Ten aanzien van de rol van de verdachte met betrekking tot dat valselijk opmaken heeft het Hof naar de kern genomen niet meer vastgesteld dan dat de verdachte belanghebbende was bij het opmaken van de in de bewezenverklaring vermelde geschriften en dat hij op eigen initiatief om die geschriften heeft verzocht.
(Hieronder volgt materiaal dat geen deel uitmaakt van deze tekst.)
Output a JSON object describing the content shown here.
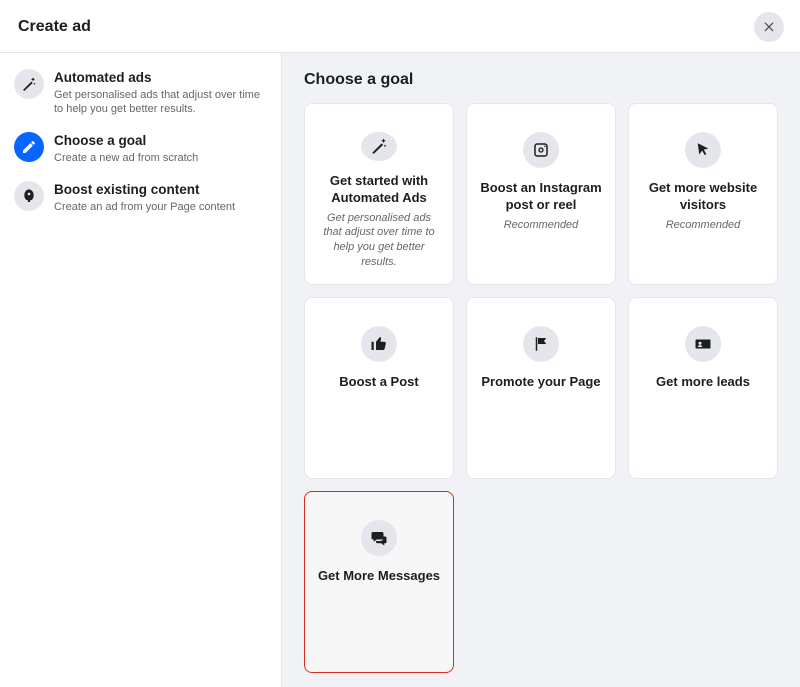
{
  "header": {
    "title": "Create ad"
  },
  "sidebar": {
    "items": [
      {
        "title": "Automated ads",
        "desc": "Get personalised ads that adjust over time to help you get better results."
      },
      {
        "title": "Choose a goal",
        "desc": "Create a new ad from scratch"
      },
      {
        "title": "Boost existing content",
        "desc": "Create an ad from your Page content"
      }
    ]
  },
  "main": {
    "heading": "Choose a goal",
    "cards": [
      {
        "title": "Get started with Automated Ads",
        "desc": "Get personalised ads that adjust over time to help you get better results."
      },
      {
        "title": "Boost an Instagram post or reel",
        "sub": "Recommended"
      },
      {
        "title": "Get more website visitors",
        "sub": "Recommended"
      },
      {
        "title": "Boost a Post"
      },
      {
        "title": "Promote your Page"
      },
      {
        "title": "Get more leads"
      },
      {
        "title": "Get More Messages"
      }
    ]
  }
}
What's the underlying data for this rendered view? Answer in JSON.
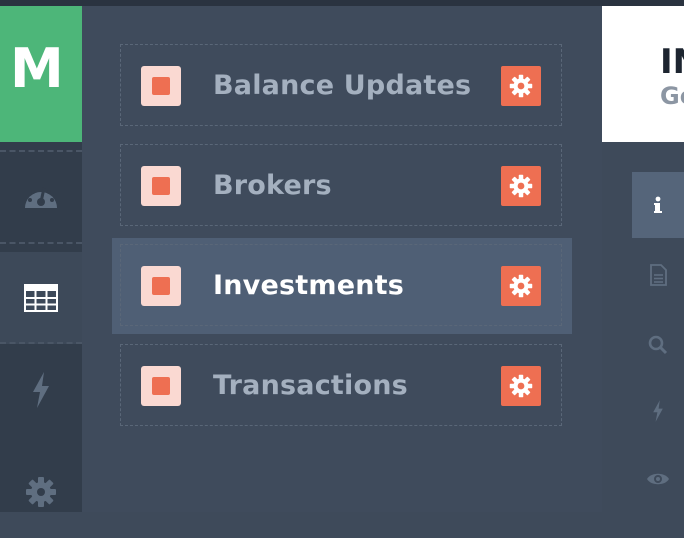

Het daarop gebaseerde oordeel van het Hof dat de rol van de verdachte zo essentieel is geweest dat ook zonder dat hij een feitelijke uitvoeringshandeling heeft verricht, sprake is van nauwe en bewuste samenwerking tussen hem en de persoon of personen die de documenten valselijk heeft of hebben opgemaakt en derhalve van een intellectuele en/of materiële bijdrage van de verdachte aan het delict van voldoende gewicht, is ontoereikend gemotiveerd.
2.5.
Het middel is terecht voorgesteld.

3.Slotsom

Nu de Hoge Raad geen grond aanwezig oordeelt waarop de bestreden uitspraak ambtshalve zou behoren te worden vernietigd, brengt het hiervoor is overwogen mee dat als volgt moet worden beslist.

4.Beslissing

De Hoge Raad:
vernietigt de bestreden uitspraak maar uitsluitend wat betreft de beslissingen ter zake van het onder 1 tenlastegelegde en de strafoplegging;
wijst de zaak terug naar het Gerechtshof Amsterdam, opdat de zaak in zoverre op het bestaande hoger beroep opnieuw wordt berecht en afgedaan;
verwerpt het beroep voor het overige.
Dit arrest is gewezen door de vice-president J. de Hullu als voorzitter, en de raadsheren M.J. Borgers en M.T. Boerlage, in bijzijn van de waarnemend griffier E. Schnetz, en uitgesproken ter openbare terechtzitting van 27 maart 2018.